The noise came again, but this time it sounded less like the plaintive crying of a kitten and more…well…human. Liam got a fluttering feeling in his stomach and told himself he was just imagining things. Surely that wasn’t whimpering he heard. Whimpering, like a baby fussing in its crib. It had to be an animal of some sort, an animal that only sounded human.
A shaft of light appeared on the asphalt. “Daddy, I’m done.”
Liam turned to see Bea in the doorway of the washroom, her arms crossed, her hands gripping her knobby shoulders. Quickly he scooped her up and carried her to the car. “Wait here, sweetheart. I’ve got to check something out. I think there might be a kitten or some other small animal in the rubbish bin.”
Her face tilted to his, her eyes shining and hopeful. “Can we keep it? It must need a home or it wouldn’t be sleeping in a stinky old rubbish bin.”
He made a wincing smile. “We’ll see.”
He closed the car door and returned to the rubbish bin. He knew he was probably being stupid, but he couldn’t rest now till he knew what was making that noise. He hoped he wouldn’t be racing to hospital in a couple of minutes to get a rabies or a tetanus shot…or both.
He waited till he heard the cry again—so pitiful and weak it tugged at his heart—then carefully but rapidly began to remove the garbage in the area he thought the sound was coming from. He felt an urgency that belied the rational voice in his head that kept telling him he couldn’t possibly be unearthing from a rubbish bin something…someone…human. But stranger things had happened and life just wasn’t fair. Some people were willing to die to bring a child into the world, and some people threw children away.
Underneath a large paper cup that dripped the sticky remnants of a soda and a mustard-smeared wad of fast-food wrapping paper, Liam found the source of the noise. He was so stunned and horrified, he thought for a moment he was going to vomit. He gulped back the bile and breathed what amounted to a prayer and a curse. “Dear God.”
It was a baby. Wrapped loosely in a small, faded patchwork quilt, it lay with its head at an awkward angle against a grease-soaked paper sack, its fists raised above its bare chest, trembling and pale with cold. Its dark hair was still slick from the birth canal and the stump of its umbilical cord was reddish-brown with blood.

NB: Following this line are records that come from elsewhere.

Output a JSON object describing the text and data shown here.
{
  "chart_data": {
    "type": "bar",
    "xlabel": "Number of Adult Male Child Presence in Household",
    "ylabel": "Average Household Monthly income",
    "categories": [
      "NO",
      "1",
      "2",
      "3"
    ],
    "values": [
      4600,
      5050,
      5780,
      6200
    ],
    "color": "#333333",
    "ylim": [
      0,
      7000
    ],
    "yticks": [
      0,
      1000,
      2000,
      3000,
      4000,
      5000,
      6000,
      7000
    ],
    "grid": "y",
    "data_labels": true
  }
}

Liam forced himself to set aside his horror, his revulsion toward whoever had tossed this baby in the garbage, and focused on saving its life. He threw down his umbrella, pulled off his sweater, then gently picked up the infant. It was a boy. A boy like the newborn son Liam had lost a year ago…along with Victoria, his wife.
Liam discarded the sticky quilt and quickly wrapped him in the sweater, still warm from his own body heat. Clutching the child to his chest, he hurried to the car and slid into the seat. The baby felt so cold against him, Liam was scared to death it was too late to save him.
“Daddy, show me the kitten! Can we keep it?”
“Bea, it’s not a kitten. It’s a baby. He’s very cold and I’ve got to get help quickly or he might—” Liam caught himself before finishing the sentence. But Bea was no dummy. Since her mum’s death, his daughter was all too aware that bad things happened to people. She stared, her bottom lip caught between her teeth, while Liam reached with a shaky hand to turn up the heater full-blast.